Aujourd'hui
Un récent décret a revu les modalités encadrant le don du corps à des fins d’enseignement médical et de recherche. La démarche devient gratuite et les proches peuvent récupérer les cendres du défunt. De quoi faciliter le travail de deuil. Si tout a bien été anticipé…
Une soixantaine de personnes se sont réunies vendredi dernier devant la tombe du « généreux donateur », dans le cimetière de la Pierre-Levée à Poitiers. Chaque année, peu avant la Toussaint, le centre du don du corps de la faculté de médecine organise une « cérémonie du souvenir » en hommage à tous ceux qui ont décidé de mettre leur enveloppe corporelle au service de la formation des personnels de santé et de la recherche (lire ci-contre). « Mon mari Christophe avait fait ce choix il y a quinze ans, témoigne Monique. En 2020, quelques jours avant sa disparition, il m’a dit que c’était le dernier service qu’il pourrait rendre à la société. » Servir à quelque chose après sa mort, sauver des vies, faire progresser la science… Les motivations des donneurs se ressemblent. Henri n’a pas hésité une seconde quand son épouse est décédée en 2014. Et tant pis si le protocole impose que le corps soit retiré à la famille dans les 48 heures, et dans les faits souvent au cours de la journée qui suit le décès. « C’était son choix et c’est aussi le mien, nous avons accepté. » Si les cendres ont été déposées sous la sépulture de la Pierre-Levée, Henri a fait poser une plaque en l’honneur de son geste sur le caveau familial à Vaux-en-Couhé. « Il n’y a rien là-bas, mais c’est pour la mémoire. »

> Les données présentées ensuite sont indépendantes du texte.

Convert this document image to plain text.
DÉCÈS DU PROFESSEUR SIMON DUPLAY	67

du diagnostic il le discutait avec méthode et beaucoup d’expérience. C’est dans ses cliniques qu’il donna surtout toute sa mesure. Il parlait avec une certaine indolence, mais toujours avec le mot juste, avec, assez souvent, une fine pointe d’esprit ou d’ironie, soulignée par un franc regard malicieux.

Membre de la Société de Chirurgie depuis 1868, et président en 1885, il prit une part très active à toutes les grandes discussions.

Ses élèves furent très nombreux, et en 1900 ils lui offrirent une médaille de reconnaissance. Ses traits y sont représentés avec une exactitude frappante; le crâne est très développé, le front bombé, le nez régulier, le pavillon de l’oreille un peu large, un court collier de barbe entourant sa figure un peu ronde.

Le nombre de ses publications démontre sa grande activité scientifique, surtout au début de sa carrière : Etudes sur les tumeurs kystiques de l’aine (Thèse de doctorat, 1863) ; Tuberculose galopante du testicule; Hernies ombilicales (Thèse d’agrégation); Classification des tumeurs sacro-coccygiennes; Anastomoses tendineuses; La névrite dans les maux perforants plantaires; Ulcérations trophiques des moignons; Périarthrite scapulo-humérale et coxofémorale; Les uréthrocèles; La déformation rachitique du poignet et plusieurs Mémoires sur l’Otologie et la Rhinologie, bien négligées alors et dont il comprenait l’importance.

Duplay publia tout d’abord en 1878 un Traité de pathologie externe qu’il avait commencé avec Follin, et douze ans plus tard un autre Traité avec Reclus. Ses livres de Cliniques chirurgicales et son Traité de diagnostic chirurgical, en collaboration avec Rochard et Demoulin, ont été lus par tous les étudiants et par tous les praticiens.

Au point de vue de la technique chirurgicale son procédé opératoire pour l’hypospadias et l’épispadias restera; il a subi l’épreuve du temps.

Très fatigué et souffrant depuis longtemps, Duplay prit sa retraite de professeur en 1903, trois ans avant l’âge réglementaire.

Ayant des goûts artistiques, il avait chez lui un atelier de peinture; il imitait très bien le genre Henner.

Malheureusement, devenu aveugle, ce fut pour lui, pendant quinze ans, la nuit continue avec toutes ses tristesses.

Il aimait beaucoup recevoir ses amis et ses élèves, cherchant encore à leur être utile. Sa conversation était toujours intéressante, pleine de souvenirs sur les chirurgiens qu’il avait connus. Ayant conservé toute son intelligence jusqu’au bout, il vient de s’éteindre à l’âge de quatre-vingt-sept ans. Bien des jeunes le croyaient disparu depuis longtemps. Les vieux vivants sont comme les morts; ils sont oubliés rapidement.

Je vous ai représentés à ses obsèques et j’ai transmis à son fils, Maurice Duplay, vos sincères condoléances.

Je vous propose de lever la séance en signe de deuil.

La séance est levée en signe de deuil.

L’université devra compenser
« J’entends souvent qu’il est difficile de faire son deuil dans ces conditions, c’est pourquoi je conseille vivement aux donneurs d’en parler largement et régulièrement autour d’eux », souligne Jean-Pierre Faure, directeur de l’école de chirurgie et responsable du centre de don du corps de Poitiers. Conscient de ce problème, le législateur a fait évoluer la loi récemment. Un décret du 27 avril 2022 prévoit la désignation d’une « personne référente » garante du respect des volontés du donneur. Une façon d’éviter tout conflit familial. D’autre part, le donneur peut désormais demander que ses cendres soient restituées à ses proches. Une modalité prévoit même que le corps puisse être rendu dans un cercueil fermé. Toutefois, cette disposition risque d’être difficilement applicable. Attention, les frais (urne, transport, cérémonie, inhumation, dispersion…) restent à la charge des proches. « Il faut que le donneur anticipe ce qu’il va se passer après, reprend le Pr Faure. Une chose est sûre, les proches n’ont aucun droit légal sur le corps, ils ne peuvent s’opposer au don. »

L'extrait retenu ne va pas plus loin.